This week the news pieces I'm following at work are all about shutdowns and bankruptcies, except for one rather overwhelming brief about a man who fell into some industrial machinery and was minced up so quickly and completely his colleagues had no idea where he'd got to. It's been that way for awhile at work. All doom and gloom. And the multinationals are the worst - the companies whose operations relied on high levels of credit and liquidity - those are the ones dwindling and shutting down and going bankrupt the fastest. It's broken. The financial and economic system is broken. That's been clear to me since I started writing about it, since I understood the frenetic and brainless rhythm at which decisions are made and administrators are rewarded by shareholders. Our way of doing things, financially, economically, is broken,and it was never a frightfully good idea, and frankly it's amazing it's worked in the chaotic, shaky way it has for so long, although it's worth remembering that bankruptcies and struggles were common enough at the so-called best of times.
And throwing public money at something broken so badly has no chance of fixing it, at least in the way it's been done, but that's not the point anyways. More situations like Belgium's - where I know I'll still be solvent if I lose my job, where I'm not scared of the future like an American, a Brit, a Canadian, or most non-European participants in our economy who'll get two weeks pay and a slap on the ass if they get fired, and who fucking well know it - might make more people less nervous about spending money and cashing up the gears of our economy. But the powers-that-be in America, Britain, and here in Europe too have decided reassuring consumers is ass-backwards, and it's best to reassure banks and business instead - bribing them, they suggest to the public, to not fire all us plebs out here; bribing them to keep the economy afloat.
But it's bullshit, isn't it? The banks and businesses can't keep our economy afloat, and they're the ones who torpedoed it in the first place, and they're the ones who'd like us plebs to cost rather less as employees, or who'd like us to stop being employees in favor of some nice cheap Asians. The fact is every major government initiative to deal with the crisis in the Western world has centered around bolstering institutions in such a way that inflation doesn't run wild (which would probably be the effect of directly reassuring us plebs by improving unemployment insurance or welfare programmes) and investors know they can get their money back. That is: every major government initiative to deal with the crisis in the Western world has centred around wealth protection. Which leaves us poor motherfuckers who aren't wealthy rather in the lurch.
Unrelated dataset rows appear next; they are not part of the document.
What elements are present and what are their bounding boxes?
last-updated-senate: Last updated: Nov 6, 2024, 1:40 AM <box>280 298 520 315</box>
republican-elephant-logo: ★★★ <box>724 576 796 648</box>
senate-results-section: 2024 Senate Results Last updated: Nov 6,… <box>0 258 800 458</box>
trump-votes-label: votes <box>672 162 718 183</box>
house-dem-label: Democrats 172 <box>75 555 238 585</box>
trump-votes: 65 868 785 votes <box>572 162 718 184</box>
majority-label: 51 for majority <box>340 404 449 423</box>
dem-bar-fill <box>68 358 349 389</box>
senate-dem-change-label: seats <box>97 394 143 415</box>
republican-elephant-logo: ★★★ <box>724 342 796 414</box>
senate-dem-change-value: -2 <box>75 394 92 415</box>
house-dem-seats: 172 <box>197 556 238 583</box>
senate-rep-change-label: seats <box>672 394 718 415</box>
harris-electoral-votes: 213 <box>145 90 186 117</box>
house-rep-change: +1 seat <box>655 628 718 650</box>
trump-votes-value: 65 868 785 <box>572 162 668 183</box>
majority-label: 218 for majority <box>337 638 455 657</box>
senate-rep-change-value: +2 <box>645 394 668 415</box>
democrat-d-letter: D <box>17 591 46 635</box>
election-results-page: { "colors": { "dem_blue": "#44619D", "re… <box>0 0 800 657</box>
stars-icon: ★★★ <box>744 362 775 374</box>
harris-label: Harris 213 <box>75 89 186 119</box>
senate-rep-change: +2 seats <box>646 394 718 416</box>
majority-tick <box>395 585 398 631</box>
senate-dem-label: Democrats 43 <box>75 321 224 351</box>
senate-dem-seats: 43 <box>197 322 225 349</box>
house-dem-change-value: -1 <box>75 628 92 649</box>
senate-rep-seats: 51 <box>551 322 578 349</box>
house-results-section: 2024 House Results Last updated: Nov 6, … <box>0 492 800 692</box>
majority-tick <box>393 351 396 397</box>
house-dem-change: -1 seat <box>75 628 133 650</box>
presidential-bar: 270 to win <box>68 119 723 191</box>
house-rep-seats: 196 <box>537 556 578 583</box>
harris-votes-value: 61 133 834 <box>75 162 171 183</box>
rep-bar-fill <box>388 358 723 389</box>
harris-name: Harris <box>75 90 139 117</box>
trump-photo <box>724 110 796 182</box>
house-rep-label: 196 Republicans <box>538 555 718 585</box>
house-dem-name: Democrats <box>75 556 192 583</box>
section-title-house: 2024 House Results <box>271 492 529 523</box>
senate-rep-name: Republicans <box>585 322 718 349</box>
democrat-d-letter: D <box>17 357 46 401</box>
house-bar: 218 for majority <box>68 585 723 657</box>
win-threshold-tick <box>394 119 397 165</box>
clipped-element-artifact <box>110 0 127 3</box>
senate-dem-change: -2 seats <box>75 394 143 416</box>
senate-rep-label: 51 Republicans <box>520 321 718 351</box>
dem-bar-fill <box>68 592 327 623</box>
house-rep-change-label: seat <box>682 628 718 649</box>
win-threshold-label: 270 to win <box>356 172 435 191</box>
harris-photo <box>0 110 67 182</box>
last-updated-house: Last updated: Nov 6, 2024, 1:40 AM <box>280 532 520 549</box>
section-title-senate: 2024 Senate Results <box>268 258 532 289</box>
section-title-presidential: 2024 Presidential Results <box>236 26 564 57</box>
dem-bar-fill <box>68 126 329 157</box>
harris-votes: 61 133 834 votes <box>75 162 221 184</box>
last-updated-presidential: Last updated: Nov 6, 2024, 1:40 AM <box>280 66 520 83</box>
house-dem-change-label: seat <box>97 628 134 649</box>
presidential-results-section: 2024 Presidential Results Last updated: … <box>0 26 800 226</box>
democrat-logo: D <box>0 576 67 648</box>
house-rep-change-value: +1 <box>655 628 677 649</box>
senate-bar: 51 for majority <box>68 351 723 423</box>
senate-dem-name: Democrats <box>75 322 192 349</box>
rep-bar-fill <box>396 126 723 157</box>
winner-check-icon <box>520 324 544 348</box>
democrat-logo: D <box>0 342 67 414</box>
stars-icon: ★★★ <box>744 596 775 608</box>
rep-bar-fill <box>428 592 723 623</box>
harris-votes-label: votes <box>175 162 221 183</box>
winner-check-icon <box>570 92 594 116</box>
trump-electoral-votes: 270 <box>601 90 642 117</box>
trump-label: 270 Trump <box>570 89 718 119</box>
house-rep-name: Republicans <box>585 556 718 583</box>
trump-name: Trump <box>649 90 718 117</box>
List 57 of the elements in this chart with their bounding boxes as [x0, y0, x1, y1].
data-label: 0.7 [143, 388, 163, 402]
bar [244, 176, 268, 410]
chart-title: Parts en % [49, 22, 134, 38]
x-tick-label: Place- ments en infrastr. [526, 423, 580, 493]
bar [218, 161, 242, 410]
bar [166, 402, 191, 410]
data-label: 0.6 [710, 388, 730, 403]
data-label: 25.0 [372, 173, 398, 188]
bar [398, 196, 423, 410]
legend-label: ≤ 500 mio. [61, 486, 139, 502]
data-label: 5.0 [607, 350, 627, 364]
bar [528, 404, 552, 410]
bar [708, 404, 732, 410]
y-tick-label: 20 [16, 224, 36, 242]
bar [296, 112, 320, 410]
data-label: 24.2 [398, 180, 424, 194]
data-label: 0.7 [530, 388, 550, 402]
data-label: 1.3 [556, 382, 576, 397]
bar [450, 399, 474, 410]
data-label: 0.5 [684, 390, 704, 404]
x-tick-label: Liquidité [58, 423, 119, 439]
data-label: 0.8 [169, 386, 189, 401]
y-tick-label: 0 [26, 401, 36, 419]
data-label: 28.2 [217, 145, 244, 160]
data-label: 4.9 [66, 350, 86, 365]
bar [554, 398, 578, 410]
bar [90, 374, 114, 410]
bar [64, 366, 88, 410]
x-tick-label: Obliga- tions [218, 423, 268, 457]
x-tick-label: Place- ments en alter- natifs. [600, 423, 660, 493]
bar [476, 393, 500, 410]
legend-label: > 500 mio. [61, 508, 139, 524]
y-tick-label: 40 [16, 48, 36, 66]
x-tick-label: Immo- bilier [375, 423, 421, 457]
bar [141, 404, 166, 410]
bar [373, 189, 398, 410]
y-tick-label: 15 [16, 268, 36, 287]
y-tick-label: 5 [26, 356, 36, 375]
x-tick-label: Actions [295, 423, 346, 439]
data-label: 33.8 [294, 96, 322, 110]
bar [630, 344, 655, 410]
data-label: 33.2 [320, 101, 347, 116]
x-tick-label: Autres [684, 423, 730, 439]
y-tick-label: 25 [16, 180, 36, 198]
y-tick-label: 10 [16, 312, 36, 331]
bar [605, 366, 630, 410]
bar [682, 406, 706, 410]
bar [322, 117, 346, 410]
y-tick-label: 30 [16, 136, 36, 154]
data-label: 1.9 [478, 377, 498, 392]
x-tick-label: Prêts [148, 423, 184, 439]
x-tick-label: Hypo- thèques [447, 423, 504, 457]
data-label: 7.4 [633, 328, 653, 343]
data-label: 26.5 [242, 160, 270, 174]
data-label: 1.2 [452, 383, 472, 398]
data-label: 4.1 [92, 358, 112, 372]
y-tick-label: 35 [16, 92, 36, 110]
But enough with the woe-is-us. Wealth protection has got to be such a big issue not just because of the super-rich, because of the more direct participants in the broken economic system, but because governments and large businesses too incompetent and short-term to do it themselves have successfully pushed us plebs to plan for our retirement by sinking our savings into the stock market, and not to rely on government pensions or work pensions. So if wealth isn't protected, a generation of baby boomers will have to suck straight from the tit of the public purse in their useless twilight years, and considering the shoddiness of the governments we're saddled with these days that's sure to be utterly cocked up in a way that will have dire social consequences.
Well, I'm not writing anything you don't already know. But I do lean on the point that it's time to think of alternative models, or at least supporting structures to the existing model that will ease us into something new. George Monbiot, otherwise known as the only reason not to use the Guarniad as toilet paper, has put together an interesting article about the possibilities of local currencies, for example, and negative interest, with references forward to Switzerland's WIR system* and to The Future of Money, a book that's been recommended to me before but which, despite its evident popularity, is fucking impossible to buy for less than a 100 euros, which is fascinating. The examples are worth looking at in detail. In a more general sense, anything groups of people can do independently to deal with the situation is worth looking at in detail. I'm not an anarchist by persuasion - I've never really thought of identifying myself that way. But increasingly I feel we're living in anarchic circumstances and we have to think of new, local, or at least small-scale methods or programmes to deal with that. Not bringing anarchy on or accelerating it - no need for that, apparently - but planning what to do with it. So I guess I'd like to promote planarchy. The word is already being used for blogging software but I think I can call dibs on it as a sociopolitical persuasion.
*Can somebody please tell me why most people don't know fuck-all about why Switzerland works? Talk to a Swiss person and they won't shut up about it. It's not like it's some big secret. And why, why, for fuck's sake, WHY do Americans defend their shitty two-party system, which is one of the principal tools perpetuating our untenable economic system by being so fucking static by design, by saying 'Oh, well if we had multiple parties we'd be a mess like Italy and that's no fucking good is it', when a) just north of Italy, Switzerland has been ticking along for ages with not only multiple parties, but a fucking rotating presidency, and b) the Americans, or at least their institutions, were the ones who fucked post-war Italy up in the first place? I tell you, shit like that is why I sometimes fucking hate those bastards for sewing Canadian flags onto their backpacks. No. No. Own your suck. We have our own suck already. Pretending to be us won't make it go away.
2 commenti:
still, congrats on the raise. seems like not so long ago you weren't sure they were even going to keep you on.
That may have been wishful thinking. I get a bit stressed and then start mooning over what they'd have to pay me out if they sacked me.